In HDFS data is distributed over several machines and replicated to ensure their durability to failure
and high availability to parallel application.
It is cost effective as it uses commodity hardware. It involves the concept of blocks, data nodes and
node name.
It provides one of the most reliable filesystems. HDFS (Hadoop Distributed File System) is a unique
design that provides storage for extremely large files with streaming data access pattern, and it runs
on commodity hardware. Let’s elaborate on the terms:
Extremely large files: Here, we are talking about the data in a range of petabytes (1000 TB).
Streaming Data Access Pattern: HDFS is designed on principle of write-once and read-many-
times. Once data is written large portions of dataset can be processed any number times.
Commodity hardware: Hardware that is inexpensive and easily available in the market. This
is one of the features that especially distinguishes HDFS from other file systems.
Where to use HDFS
o Very Large Files: Files should be of hundreds of megabytes, gigabytes or more.
o Streaming Data Access: The time to read whole data set is more important than latency in
reading the first. HDFS is built on write-once and read-many-times pattern.
o Commodity Hardware:It works on low cost hardware.
Where not to use HDFS
o Low Latency data access: Applications that require very less time to access the first data
should not use HDFS as it is giving importance to whole data rather than time to fetch the
first record.
o Lots Of Small Files:The name node contains the metadata of files in memory and if the files
are small in size it takes a lot of memory for name node's memory which is not feasible.
o Multiple Writes:It should not be used when we have to write multiple times.
HDFS Concepts
1. Blocks: A Block is the minimum amount of data that it can read or write.HDFS blocks are 128
MB by default and this is configurable.Files n HDFS are broken into block-sized chunks,which
are stored as independent units.Unlike a file system, if the file is in HDFS is smaller than block
size, then it does not occupy full block?s size, i.e. 5 MB of file stored in HDFS of block size 128
MB takes 5MB of space only.The HDFS block size is large just to minimize the cost of seek.
2. Name Node: HDFS works in master-worker pattern where the name node acts as
master.Name Node is controller and manager of HDFS as it knows the status and the
metadata of all the files in HDFS; the metadata information being file permission, names and
location of each block.The metadata are small, so it is stored in the memory of name
node,allowing faster access to data. Moreover the HDFS cluster is accessed by multiple
clients concurrently,so all this information is handled by a single machine. The file system
operations like opening, closing, renaming etc. are executed by it.
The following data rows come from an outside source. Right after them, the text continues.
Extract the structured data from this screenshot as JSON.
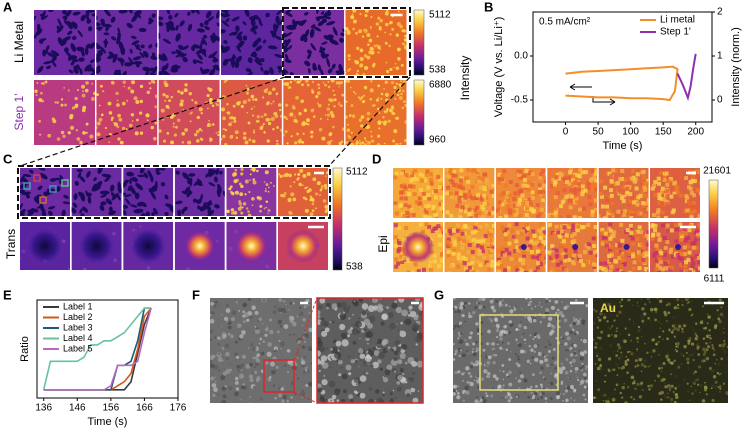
{
  "panel_labels": [
    "A",
    "B",
    "C",
    "D",
    "E",
    "F",
    "G"
  ],
  "panel_a": {
    "row_labels": [
      "Li Metal",
      "Step 1'"
    ],
    "colorbar_title": "Intensity",
    "colorbars": [
      {
        "max": 5112,
        "min": 538
      },
      {
        "max": 6880,
        "min": 960
      }
    ]
  },
  "panel_c": {
    "row_label": "Trans",
    "colorbar": {
      "max": 5112,
      "min": 538
    }
  },
  "panel_d": {
    "row_label": "Epi",
    "colorbar": {
      "max": 21601,
      "min": 6111
    }
  },
  "panel_g": {
    "label": "Au"
  },
  "chart_data": [
    {
      "type": "line",
      "annotation": "0.5 mA/cm²",
      "xlabel": "Time (s)",
      "ylabel": "Voltage (V  vs. Li/Li⁺)",
      "y2label": "Intensity (norm.)",
      "xlim": [
        -50,
        225
      ],
      "xticks": [
        0,
        50,
        100,
        150,
        200
      ],
      "ylim": [
        -0.75,
        0.5
      ],
      "yticks": [
        -0.5,
        {
          "value": 0,
          "label": "0.0"
        }
      ],
      "y2lim": [
        -0.5,
        2
      ],
      "y2ticks": [
        0,
        1,
        2
      ],
      "legend": "upper right",
      "series": [
        {
          "name": "Li metal",
          "color": "#f28e2b",
          "x": [
            0,
            25,
            50,
            75,
            100,
            125,
            150,
            160,
            168,
            172,
            165,
            150,
            125,
            100,
            75,
            50,
            25,
            0
          ],
          "values": [
            -0.45,
            -0.46,
            -0.47,
            -0.47,
            -0.48,
            -0.48,
            -0.49,
            -0.5,
            -0.4,
            -0.15,
            -0.12,
            -0.13,
            -0.14,
            -0.15,
            -0.16,
            -0.17,
            -0.18,
            -0.2
          ]
        },
        {
          "name": "Step 1'",
          "color": "#8e2fb0",
          "axis": "y2",
          "x": [
            172,
            180,
            188,
            192,
            196,
            200
          ],
          "values": [
            0.6,
            0.35,
            0.05,
            0.3,
            0.7,
            1.05
          ]
        }
      ]
    },
    {
      "type": "line",
      "xlabel": "Time (s)",
      "ylabel": "Ratio",
      "xlim": [
        134,
        176
      ],
      "xticks": [
        136,
        146,
        156,
        166,
        176
      ],
      "ylim": [
        -0.1,
        1.1
      ],
      "legend": "upper left",
      "x": [
        136,
        138,
        140,
        142,
        144,
        146,
        148,
        150,
        152,
        154,
        156,
        158,
        160,
        162,
        164,
        166,
        168
      ],
      "series": [
        {
          "name": "Label 1",
          "color": "#3a3a3a",
          "values": [
            0,
            0,
            0,
            0,
            0,
            0,
            0,
            0,
            0,
            0,
            0,
            0,
            0,
            0.1,
            0.45,
            0.8,
            1
          ]
        },
        {
          "name": "Label 2",
          "color": "#d9531e",
          "values": [
            0,
            0,
            0,
            0,
            0,
            0,
            0,
            0,
            0,
            0,
            0,
            0.05,
            0.1,
            0.2,
            0.5,
            0.9,
            1
          ]
        },
        {
          "name": "Label 3",
          "color": "#1d5b73",
          "values": [
            0,
            0,
            0,
            0,
            0,
            0,
            0,
            0,
            0,
            0,
            0,
            0.3,
            0.3,
            0.35,
            0.6,
            1,
            1
          ]
        },
        {
          "name": "Label 4",
          "color": "#66c2a5",
          "values": [
            0,
            0.35,
            0.35,
            0.35,
            0.35,
            0.35,
            0.4,
            0.55,
            0.55,
            0.6,
            0.6,
            0.65,
            0.7,
            0.8,
            0.9,
            1,
            1
          ]
        },
        {
          "name": "Label 5",
          "color": "#b56ac4",
          "values": [
            0,
            0,
            0,
            0,
            0,
            0,
            0,
            0,
            0,
            0,
            0.05,
            0.3,
            0.3,
            0.3,
            0.35,
            0.7,
            1
          ]
        }
      ]
    }
  ]
}
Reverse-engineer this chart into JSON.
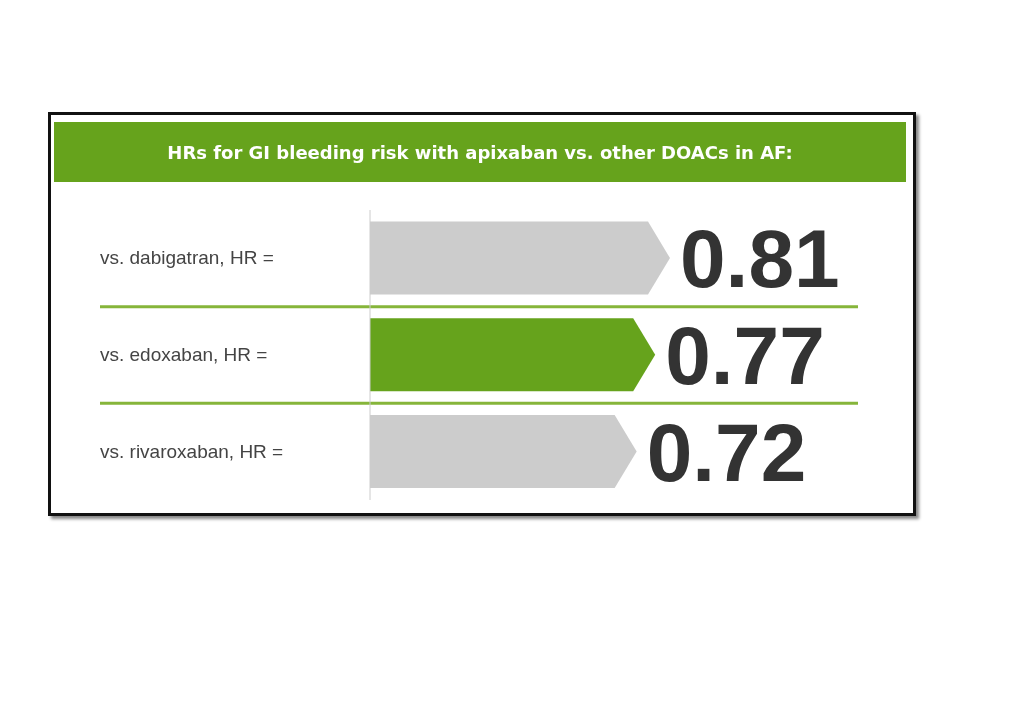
{
  "chart_data": {
    "type": "bar",
    "orientation": "horizontal",
    "title": "HRs for GI bleeding risk with apixaban vs. other DOACs in AF:",
    "categories": [
      "vs. dabigatran, HR =",
      "vs. edoxaban, HR =",
      "vs. rivaroxaban, HR ="
    ],
    "values": [
      0.81,
      0.77,
      0.72
    ],
    "colors": [
      "#cccccc",
      "#66a31c",
      "#cccccc"
    ],
    "tick_labels": false,
    "data_labels": true
  }
}
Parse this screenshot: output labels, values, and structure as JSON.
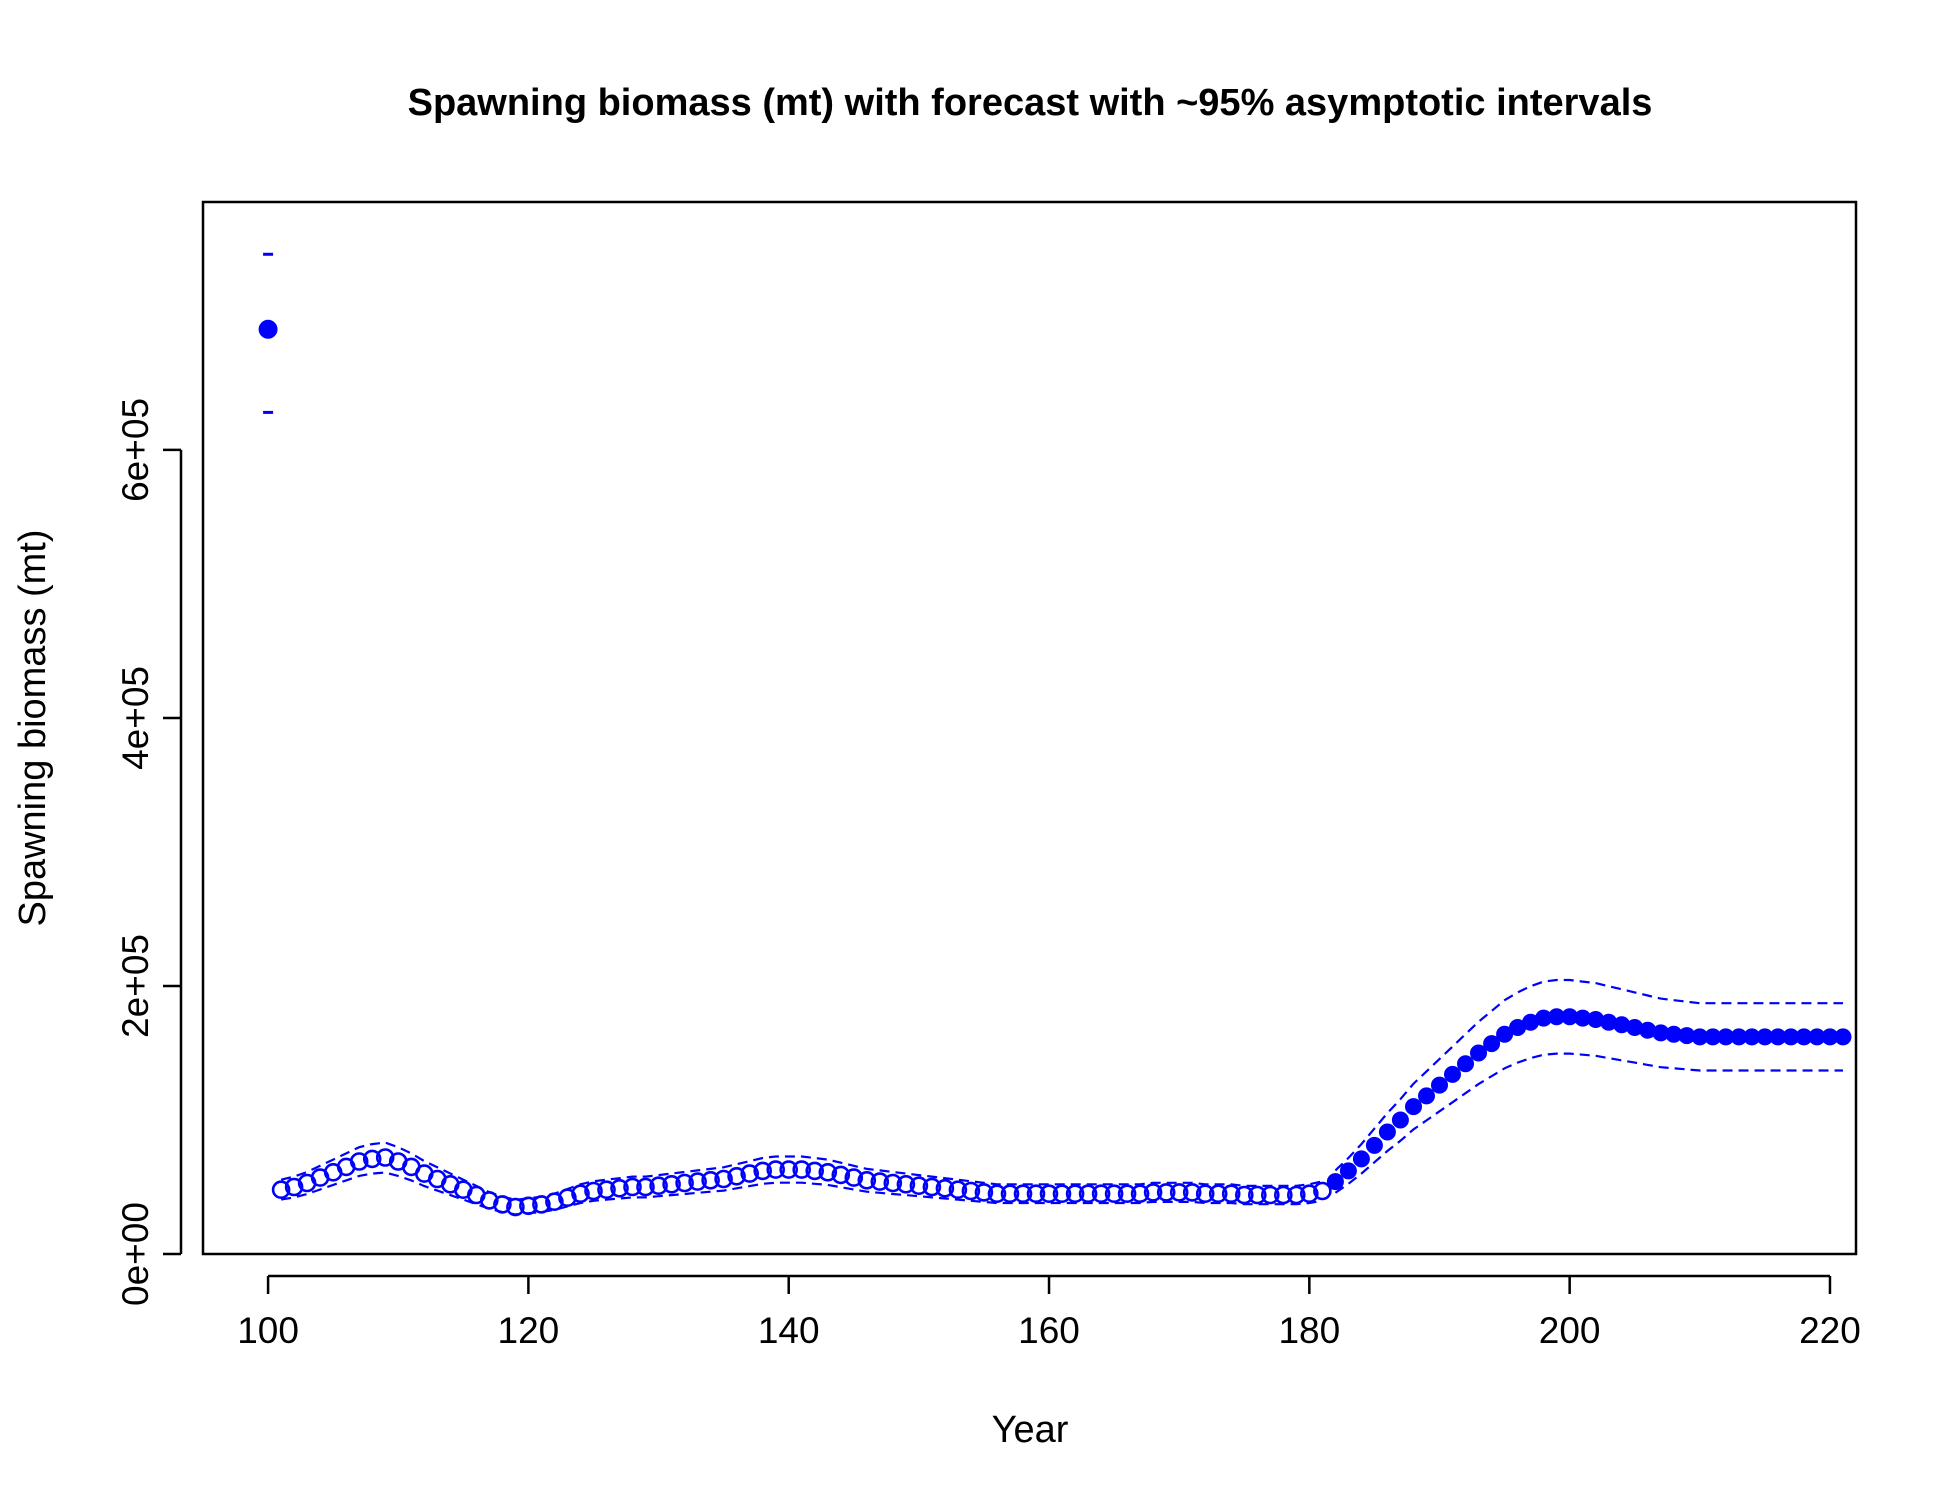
{
  "chart_data": {
    "type": "scatter",
    "title": "Spawning biomass (mt) with forecast with ~95% asymptotic intervals",
    "xlabel": "Year",
    "ylabel": "Spawning biomass (mt)",
    "xlim": [
      95,
      222
    ],
    "ylim": [
      0,
      785000
    ],
    "x_ticks": [
      100,
      120,
      140,
      160,
      180,
      200,
      220
    ],
    "y_ticks": [
      0,
      200000,
      400000,
      600000
    ],
    "x_tick_labels": [
      "100",
      "120",
      "140",
      "160",
      "180",
      "200",
      "220"
    ],
    "y_tick_labels": [
      "0e+00",
      "2e+05",
      "4e+05",
      "6e+05"
    ],
    "color": "#0000ff",
    "virgin": {
      "x": 100,
      "y": 690000,
      "lower": 628000,
      "upper": 746000
    },
    "ci_half_width_fraction": 0.155,
    "series": [
      {
        "style": "open",
        "x": [
          101,
          102,
          103,
          104,
          105,
          106,
          107,
          108,
          109,
          110,
          111,
          112,
          113,
          114,
          115,
          116,
          117,
          118,
          119,
          120,
          121,
          122,
          123,
          124,
          125,
          126,
          127,
          128,
          129,
          130,
          131,
          132,
          133,
          134,
          135,
          136,
          137,
          138,
          139,
          140,
          141,
          142,
          143,
          144,
          145,
          146,
          147,
          148,
          149,
          150,
          151,
          152,
          153,
          154,
          155,
          156,
          157,
          158,
          159,
          160,
          161,
          162,
          163,
          164,
          165,
          166,
          167,
          168,
          169,
          170,
          171,
          172,
          173,
          174,
          175,
          176,
          177,
          178,
          179,
          180,
          181
        ],
        "y": [
          48000,
          50000,
          53000,
          57000,
          61000,
          65000,
          69000,
          71000,
          72000,
          69000,
          65000,
          60000,
          56000,
          52000,
          48000,
          44000,
          40000,
          37000,
          35000,
          36000,
          37000,
          39000,
          42000,
          45000,
          47000,
          48000,
          49000,
          50000,
          50000,
          51000,
          52000,
          53000,
          54000,
          55000,
          56000,
          58000,
          60000,
          62000,
          63000,
          63000,
          63000,
          62000,
          61000,
          59000,
          57000,
          55000,
          54000,
          53000,
          52000,
          51000,
          50000,
          49000,
          48000,
          47000,
          46000,
          45000,
          45000,
          45000,
          45000,
          45000,
          45000,
          45000,
          45000,
          45000,
          45000,
          45000,
          45000,
          46000,
          46000,
          46000,
          46000,
          45000,
          45000,
          45000,
          44000,
          44000,
          44000,
          44000,
          44000,
          45000,
          47000
        ]
      },
      {
        "style": "filled",
        "x": [
          182,
          183,
          184,
          185,
          186,
          187,
          188,
          189,
          190,
          191,
          192,
          193,
          194,
          195,
          196,
          197,
          198,
          199,
          200,
          201,
          202,
          203,
          204,
          205,
          206,
          207,
          208,
          209,
          210,
          211,
          212,
          213,
          214,
          215,
          216,
          217,
          218,
          219,
          220,
          221
        ],
        "y": [
          54000,
          62000,
          71000,
          81000,
          91000,
          100000,
          110000,
          118000,
          126000,
          134000,
          142000,
          150000,
          157000,
          164000,
          169000,
          173000,
          176000,
          177000,
          177000,
          176000,
          175000,
          173000,
          171000,
          169000,
          167000,
          165000,
          164000,
          163000,
          162000,
          162000,
          162000,
          162000,
          162000,
          162000,
          162000,
          162000,
          162000,
          162000,
          162000,
          162000
        ]
      }
    ]
  }
}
3. Data Node: They store and retrieve blocks when they are told to; by client or name node.
They report back to name node periodically, with list of blocks that they are storing. The data
node being a commodity hardware also does the work of block creation, deletion and
replication as stated by the name node.
HDFS DataNode and NameNode Image:
HDFS Read Image:
HDFS Write Image:
Since all the metadata is stored in name node, it is very important. If it fails the file system
can not be used as there would be no way of knowing how to reconstruct the files from
blocks present in data node. To overcome this, the concept of secondary name node arises.
Secondary Name Node: It is a separate physical machine which acts as a helper of name
node. It performs periodic check points.It communicates with the name node and take
snapshot of meta data which helps minimize downtime and loss of data.